Jose Socrates PortugalEn même temps, la pression des marchés, la crainte d’une dégradation de la situation des banques espagnoles, lourdement engagées envers le Portugal, pousse Bruxelles à proposer un plan de sauvetage financier au Portugal. Mais M. Socrates refuse, car il considère que ses propositions permettent de faire face aux déficits publics sans avoir à passer sous les fourches caudines de Bruxelles et du FMI.

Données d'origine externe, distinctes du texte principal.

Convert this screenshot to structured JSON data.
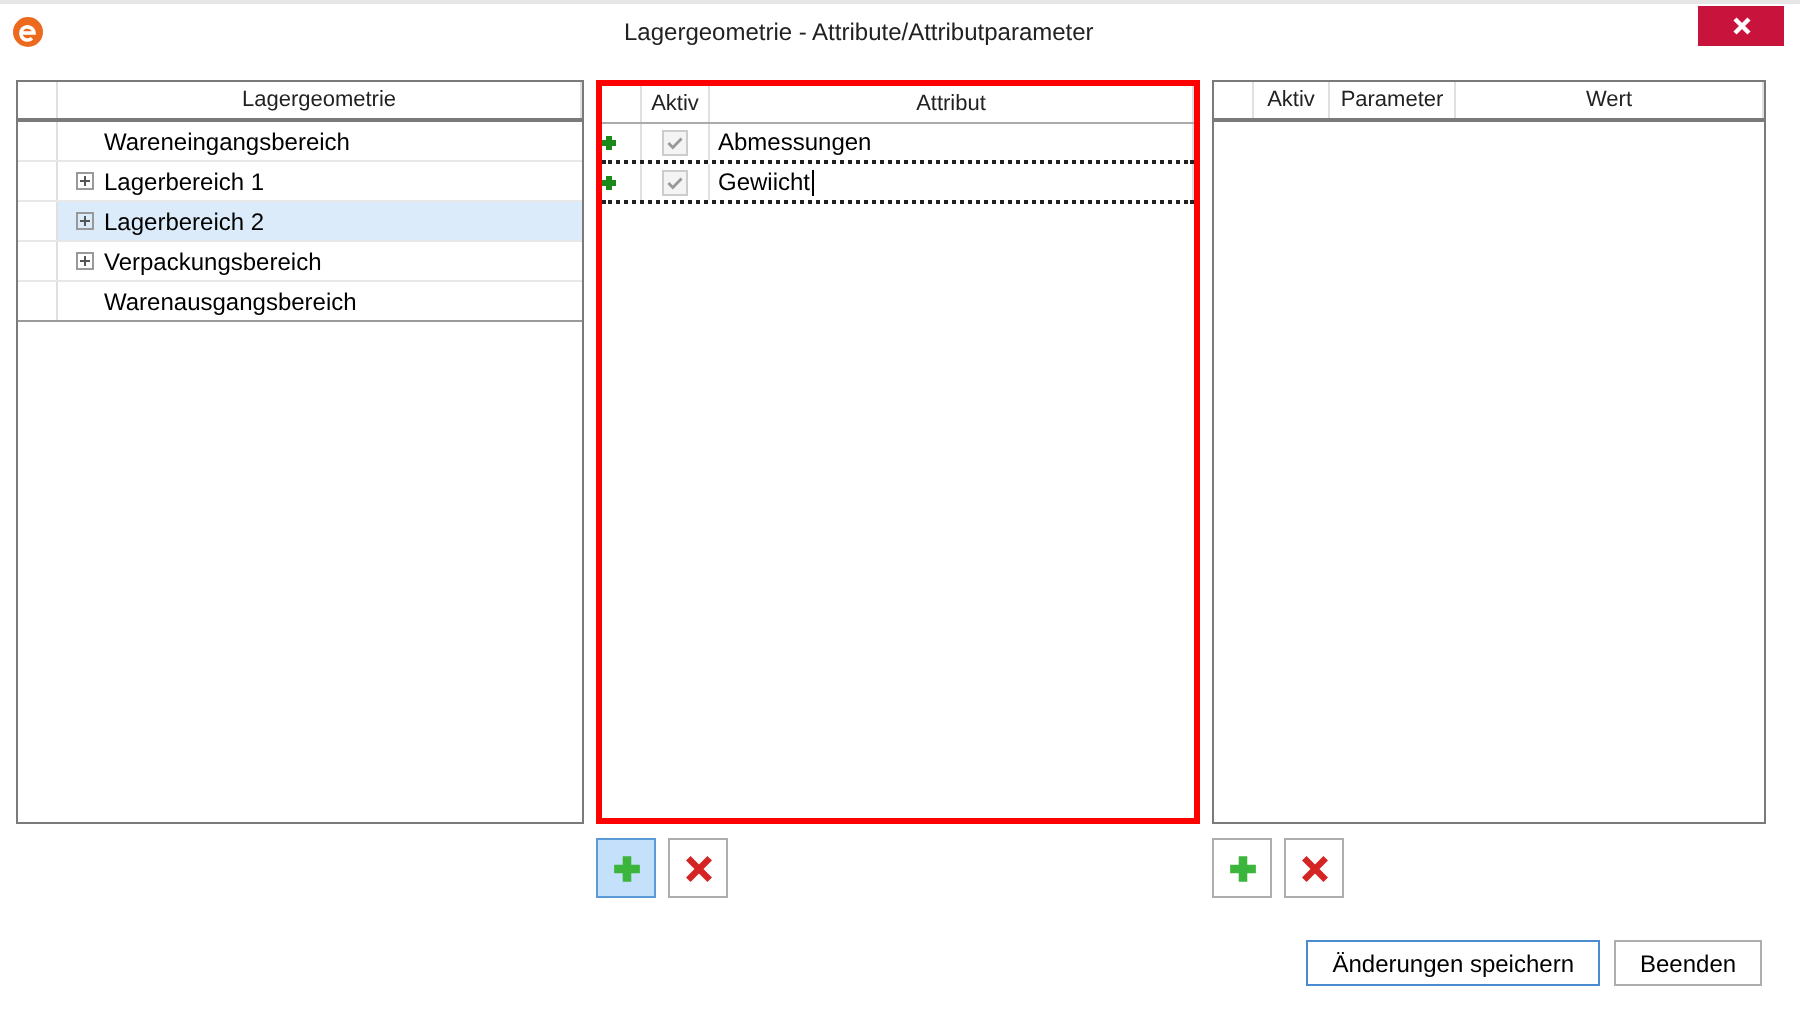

Comme il y aura de nouvelles élections générales et qu’un nouveau gouvernement ne sera formé au mieux que mi-juin, que va t il se passer ? M. Socrates a sans doute raison de refuser les plans que les gouvernements de droite qui sont majoritaires en Europe veulent lui imposer au nom de la pensée unique économique et du dogme de la vertu allemande. Il a mené une politique sévère d’assainissement des finances publiques. Que faut-il de plus ? Tuer le cheval pour satisfaire les gnomes de Zurich ?

M. Socrates est plus à même de juger ce que le peuple portugais peut accepter comme sacrifices en termes de pouvoir d’achat et de fiscalité. Ce qu’il faut au Portugal, c’est retrouver 3 à 4% de croissance, la création de dizaines de milliers d’emplois. C’est ainsi qu’il pourra réduire ses différents déficits et rembourser sa dette souveraine. Ce n’est décidemment pas cette Europe là que nous voulons.

La même Europe qui cherche à imposer à la France une politique des prix de l’énergie qui marche sur la tête. Au nom de la libre concurrence, elle veut obliger EDF à vendre son électricité à ses soi disant « concurrents », en fait des sociétés intermédiaires qui n’investissent pas ni ne produisent mais qui prennent des marges pour la revente et permettent aux financiers de s’enrichir. Et cela à un prix plus élevé que le prix actuel.

Le tarif français est, grâce au nucléaire, de 25% inférieur au prix moyen au Europe. L’idée de Bruxelles est donc que la France augmente ses tarifs de 5 à 6% par an pendant les 5 prochaines années pour rejoindre la moyenne européenne. Cela permettra à beaucoup d’acteurs du marché de se remplir les poches inutilement. Voilà donc un autre exemple où la concurrence aboutit à une augmentation plus forte des tarifs payés par le consommateur, où les intermédiaires inutiles s’engraissent sur notre dos, et où Bruxelles, devenu le chantre de l’ultra libéralisme, joue le vilain rôle. Non, l’Europe, notre Europe, ce n’est pas cela !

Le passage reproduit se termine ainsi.